I finally overcame inertia, took advantage of some reasonably nice weather and built up two frames so I could do some testing during the winter season. Testing in summer, at least here in Colorado, is easy. Weather is fine and there is an abundance of sunlight. One just has to make sure the solar panel won't blow away in a high wind. Its orientation is less critical. Winter, especially where I live in a valley at the base of the Rocky Mountains, is more challenging. There are only a few hours of sunlight a day and temperatures are often freezing or below. It's definitely a good test environment for a charger that is to keep a device running 24/7.

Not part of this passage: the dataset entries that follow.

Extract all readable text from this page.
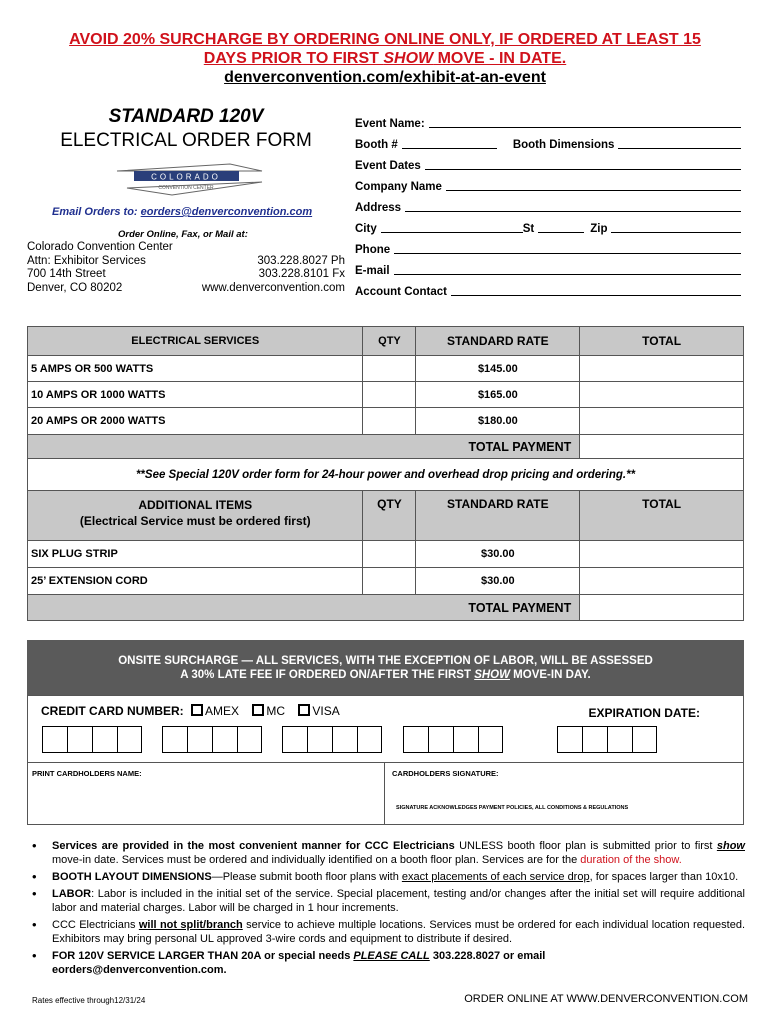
AVOID 20% SURCHARGE BY ORDERING ONLINE ONLY, IF ORDERED AT LEAST 15
DAYS PRIOR TO FIRST SHOW MOVE - IN DATE.
denverconvention.com/exhibit-at-an-event
STANDARD 120V
ELECTRICAL ORDER FORM
COLORADO
CONVENTION CENTER
Email Orders to: eorders@denverconvention.com
Order Online, Fax, or Mail at:
Colorado Convention Center
Attn: Exhibitor Services	303.228.8027 Ph
700 14th Street	303.228.8101 Fx
Denver, CO 80202	www.denverconvention.com
Event Name:
Booth #	Booth Dimensions
Event Dates
Company Name
Address
City	St	Zip
Phone
E-mail
Account Contact
ELECTRICAL SERVICES	QTY	STANDARD RATE	TOTAL
5 AMPS OR 500 WATTS		$145.00	
10 AMPS OR 1000 WATTS		$165.00	
20 AMPS OR 2000 WATTS		$180.00	
TOTAL PAYMENT			
**See Special 120V order form for 24-hour power and overhead drop pricing and ordering.**			
ADDITIONAL ITEMS
(Electrical Service must be ordered first)	QTY	STANDARD RATE	TOTAL
SIX PLUG STRIP		$30.00	
25’ EXTENSION CORD		$30.00	
TOTAL PAYMENT			
ONSITE SURCHARGE — ALL SERVICES, WITH THE EXCEPTION OF LABOR, WILL BE ASSESSED
A 30% LATE FEE IF ORDERED ON/AFTER THE FIRST SHOW MOVE-IN DAY.
CREDIT CARD NUMBER: AMEX MC VISA	EXPIRATION DATE:
PRINT CARDHOLDERS NAME:	CARDHOLDERS SIGNATURE:
SIGNATURE ACKNOWLEDGES PAYMENT POLICIES, ALL CONDITIONS & REGULATIONS
• Services are provided in the most convenient manner for CCC Electricians UNLESS booth floor plan is submitted prior to first show move-in date. Services must be ordered and individually identified on a booth floor plan. Services are for the duration of the show.
• BOOTH LAYOUT DIMENSIONS—Please submit booth floor plans with exact placements of each service drop, for spaces larger than 10x10.
• LABOR: Labor is included in the initial set of the service. Special placement, testing and/or changes after the initial set will require additional labor and material charges. Labor will be charged in 1 hour increments.
• CCC Electricians will not split/branch service to achieve multiple locations. Services must be ordered for each individual location requested. Exhibitors may bring personal UL approved 3-wire cords and equipment to distribute if desired.
• FOR 120V SERVICE LARGER THAN 20A or special needs PLEASE CALL 303.228.8027 or email
eorders@denverconvention.com.
Rates effective through12/31/24	ORDER ONLINE AT WWW.DENVERCONVENTION.COM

I loaded the current firmware on my original outdoor prototype and built a simple wooden frame to hold the panel. This device has an old 40W panel, Rev 1 charger, an old-ish 9Ah battery and a Raspberry Pi Zero with camera module and USB WiFi dongle as the load. It's located near the house so it can talk to the local WiFi. It is logging using the mpptChgD daemon and I can monitor it in real-time using mppt_dashboard. Once in a while I log into the motion-based webcam server to see the side of my house and down-valley. Not a particularly exciting image but it does consume an extra 10-15 mA...

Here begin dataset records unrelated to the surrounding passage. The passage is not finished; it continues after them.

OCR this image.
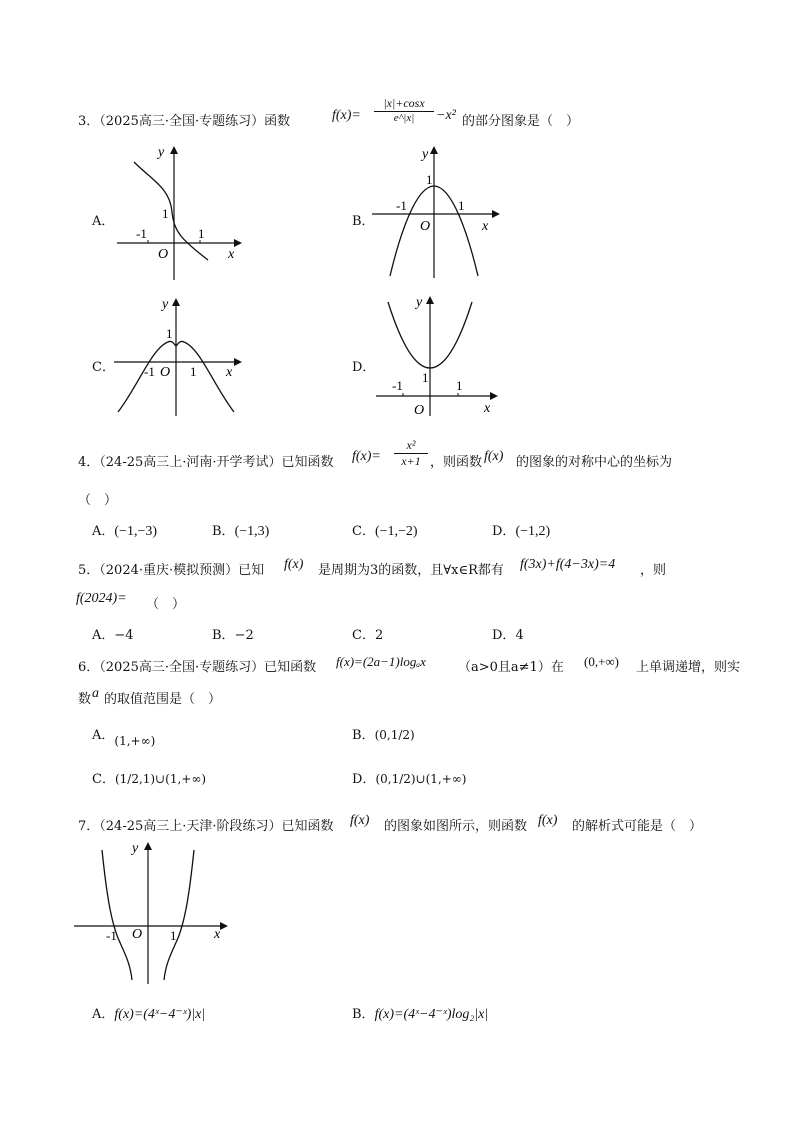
3．（2025高三·全国·专题练习）函数	$f(x)= \frac{|x|+\cos x}{e\^{}|x|} -x^2$ 的部分图象是（　）
A．
-1	1
1
x
y
O
B．
-1	1
1
x
y
O
C． -1	1
1
x
y
O	D．
-1	1
1
x
y
O
4．（24-25高三上·河南·开学考试）已知函数 $f(x)= \frac{\text{x²}}{x+1}$ ，则函数 f(x) 的图象的对称中心的坐标为
（　）
A．(−1,−3)	B．(−1,3)	C．(−1,−2)	D．(−1,2)
5．（2024·重庆·模拟预测）已知 f(x) 是周期为3的函数，且∀x∈R都有 f(3x)+f(4−3x)=4 ，则
f(2024)= （　）
A．−4	B．−2	C．2	D．4
6．（2025高三·全国·专题练习）已知函数 f(x)=(2a−1)logₐx （a>0且a≠1）在 (0,+∞) 上单调递增，则实
数 a 的取值范围是（　）
A．(1,+∞)	B．(0,1/2)
C．(1/2,1)∪(1,+∞)	D．(0,1/2)∪(1,+∞)
7．（24-25高三上·天津·阶段练习）已知函数 f(x) 的图象如图所示，则函数 f(x) 的解析式可能是（　）
-1	1	x
y
O
A．f(x)=(4ˣ−4⁻ˣ)|x|	B．f(x)=(4ˣ−4⁻ˣ)log₂|x|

The other test platform is a little more ambitious. It's based on a pair of openwrt-based 8devices Carambola 2 modules with directional antennas in order to operate at a larger distance powered by a 25W panel, a newer, but still used, 9 Ah battery and a Rev 2 charger PCB. It's the kind of device I envisioned when I started designing the charger. It sits a ways up the hill above the house and sports a camera, an external temperature sensor and a couple of Auxiliary power channels - one controlling a bright white LED light for the camera and the other a string of 12V Christmas lights for a more useful load test. Hopefully the rocks you see piled on the base will keep it stable in the sometimes 60 MPH winds we have. It uses a DF Robot Beetle arduino Leonardo clone to communicate with the charger (and control the loads). The Beetle uses I2C to talk to the charger and a TTL serial port to communicate with the Carambola 2. I'm running ser2net on Carambola to remotely access the system. I want to write a simple data recording program running on a local server to log data from the charger. The Carambola and Beetle present about a 90 mA continuous load to the battery (less than 200 mA @ 5V). The Christmas lights are pretty frugal, only adding another 110-120 mA when switched on. The bright white LEDs are more power hungry at 420 mA. I'm planning to run the Christmas lights for a few hours ever night during the holiday.
I expect that there will be many days where the panels don't produce. It will be interesting to see how the systems hold-up.
Here's a typical output from the first system on an overcast day showing a few watts from the panel. The charger state machine is in Absorption Charge (it hit the Bulk limit earlier in the day when there was full sun for a while) but it doesn't have enough energy to hold the battery at the desired Absorption charge level (temperature compensated at 15.32 volts) so the system is effectively operating as a float charger at this time. You can the MPPT algorithm at work too. The Vmpp from the panel is lower with lower light and in this 60 second interval the light increased some and the Vmpp rose to follow (green VM in the top graph - yellow VS is the system holding the solar panel output to match).